So usually I do not like to get into the nitty gritty of my life, but I am feeling a little torn and need to express and would love any feedback!
I am a senior and while I am sad to leave my carefree, no responsibilities life of a college kid, I am also excited to get into the real world with a job, money, and real responsibilities.
I am so thankful that I have so many different opportunities for jobs out there for me, especially in this economy. Currently, I have one amazing job offer and 6 interviews lined up. Yet, many of them I do not desire. I know it sounds selfish to not care about some of the interviews, but in the end I want to be happy where I work. While working for a huge company with a great reputation is an amazing opportunity, I do not want to work 60+ hours a week and commute 2+ hours a day to work. I want a work-life balance and I am still young, I want to have fun also!
Also, most of the job opportunities I am applying for are in the Northern Virginia/DC area. While it would be fun to live in the city, after growing up in the suburbs of DC on the other side of the Potomac, I have no desire to deal with its competitive atmosphere. And after living in Richmond this summer, I believe it is where I am meant to be, at least for some point in my life.

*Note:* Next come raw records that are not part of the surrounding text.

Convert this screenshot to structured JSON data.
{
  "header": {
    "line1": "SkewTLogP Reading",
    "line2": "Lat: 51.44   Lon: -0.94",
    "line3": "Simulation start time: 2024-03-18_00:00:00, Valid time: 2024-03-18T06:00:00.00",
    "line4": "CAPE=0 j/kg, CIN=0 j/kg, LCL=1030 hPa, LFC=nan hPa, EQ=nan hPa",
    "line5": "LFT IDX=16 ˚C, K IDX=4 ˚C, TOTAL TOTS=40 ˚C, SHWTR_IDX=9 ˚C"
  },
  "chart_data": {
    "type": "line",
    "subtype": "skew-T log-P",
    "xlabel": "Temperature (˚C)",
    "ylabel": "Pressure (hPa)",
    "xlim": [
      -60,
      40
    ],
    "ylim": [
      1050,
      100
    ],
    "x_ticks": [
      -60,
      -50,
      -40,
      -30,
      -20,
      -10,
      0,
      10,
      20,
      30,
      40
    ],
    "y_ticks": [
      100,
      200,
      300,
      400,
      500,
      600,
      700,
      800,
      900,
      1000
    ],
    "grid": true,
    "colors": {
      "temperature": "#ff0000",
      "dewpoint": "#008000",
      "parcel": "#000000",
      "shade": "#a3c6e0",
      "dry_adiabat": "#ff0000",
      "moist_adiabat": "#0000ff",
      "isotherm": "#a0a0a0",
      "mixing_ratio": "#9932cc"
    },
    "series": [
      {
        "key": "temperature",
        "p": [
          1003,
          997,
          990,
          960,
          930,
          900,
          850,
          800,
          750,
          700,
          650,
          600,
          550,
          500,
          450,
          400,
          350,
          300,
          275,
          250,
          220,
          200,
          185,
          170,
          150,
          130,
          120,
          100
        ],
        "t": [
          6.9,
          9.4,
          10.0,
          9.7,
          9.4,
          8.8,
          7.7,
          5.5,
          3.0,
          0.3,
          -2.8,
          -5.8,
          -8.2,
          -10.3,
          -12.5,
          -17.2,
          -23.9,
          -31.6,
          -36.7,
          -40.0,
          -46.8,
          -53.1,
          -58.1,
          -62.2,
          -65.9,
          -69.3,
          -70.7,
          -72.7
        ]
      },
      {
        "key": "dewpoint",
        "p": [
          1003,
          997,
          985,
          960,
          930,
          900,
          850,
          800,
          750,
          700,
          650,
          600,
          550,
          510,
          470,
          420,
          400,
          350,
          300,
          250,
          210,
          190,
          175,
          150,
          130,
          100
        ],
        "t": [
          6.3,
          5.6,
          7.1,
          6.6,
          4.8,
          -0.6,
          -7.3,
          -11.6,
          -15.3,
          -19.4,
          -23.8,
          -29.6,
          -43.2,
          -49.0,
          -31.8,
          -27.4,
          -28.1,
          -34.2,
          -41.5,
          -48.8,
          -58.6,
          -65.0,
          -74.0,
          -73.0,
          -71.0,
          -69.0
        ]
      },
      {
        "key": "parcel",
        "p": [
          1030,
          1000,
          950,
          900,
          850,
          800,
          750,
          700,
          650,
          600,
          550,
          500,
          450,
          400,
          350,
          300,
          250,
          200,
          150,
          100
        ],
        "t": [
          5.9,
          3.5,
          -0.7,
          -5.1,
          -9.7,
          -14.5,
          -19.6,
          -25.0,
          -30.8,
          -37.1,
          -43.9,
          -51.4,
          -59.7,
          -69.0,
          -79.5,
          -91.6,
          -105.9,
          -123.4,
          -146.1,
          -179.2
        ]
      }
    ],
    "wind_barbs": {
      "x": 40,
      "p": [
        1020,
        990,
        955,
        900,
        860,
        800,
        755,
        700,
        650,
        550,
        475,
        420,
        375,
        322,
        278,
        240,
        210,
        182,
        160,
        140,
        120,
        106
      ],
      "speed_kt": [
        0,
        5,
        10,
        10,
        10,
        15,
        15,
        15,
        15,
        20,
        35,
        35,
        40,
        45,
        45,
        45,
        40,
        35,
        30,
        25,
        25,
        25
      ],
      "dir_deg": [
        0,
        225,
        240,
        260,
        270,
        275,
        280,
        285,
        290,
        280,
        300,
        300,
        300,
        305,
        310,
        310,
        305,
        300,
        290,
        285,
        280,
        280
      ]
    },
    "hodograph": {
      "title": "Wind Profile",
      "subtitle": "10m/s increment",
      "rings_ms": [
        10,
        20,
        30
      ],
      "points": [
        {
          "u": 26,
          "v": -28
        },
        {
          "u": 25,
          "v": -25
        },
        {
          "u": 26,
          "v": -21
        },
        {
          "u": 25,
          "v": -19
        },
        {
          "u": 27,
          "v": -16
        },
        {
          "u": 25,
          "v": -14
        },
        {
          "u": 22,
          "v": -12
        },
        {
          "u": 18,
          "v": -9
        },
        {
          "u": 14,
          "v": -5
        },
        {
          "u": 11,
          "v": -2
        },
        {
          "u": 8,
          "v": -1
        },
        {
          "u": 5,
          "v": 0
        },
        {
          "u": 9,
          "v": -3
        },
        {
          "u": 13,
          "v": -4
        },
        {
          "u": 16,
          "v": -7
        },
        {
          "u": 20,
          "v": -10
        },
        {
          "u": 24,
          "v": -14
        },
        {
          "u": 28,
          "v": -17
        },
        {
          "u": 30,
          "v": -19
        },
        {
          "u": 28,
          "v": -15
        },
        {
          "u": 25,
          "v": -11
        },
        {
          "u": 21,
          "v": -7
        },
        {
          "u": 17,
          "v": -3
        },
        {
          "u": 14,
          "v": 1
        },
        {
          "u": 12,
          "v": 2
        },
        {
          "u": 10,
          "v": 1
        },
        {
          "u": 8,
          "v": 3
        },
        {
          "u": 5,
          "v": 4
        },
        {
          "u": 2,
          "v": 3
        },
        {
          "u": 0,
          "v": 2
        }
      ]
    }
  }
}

I am struggling to push through my remaining interviews after my one today went not so great in my mind when I have such an amazing opportunity already in my hands (and it doesn't help my BFF's from the summer already accepted their offers). In the end I want to work someplace I wake up wanting to go to and love the people and culture, and feel like I already have that but am afraid I am leaving something better behind. I am going to go through the interviews and hopefully I put my best foot forward but feel like unless someone does something extremely amazing, my heart is set in Richmond.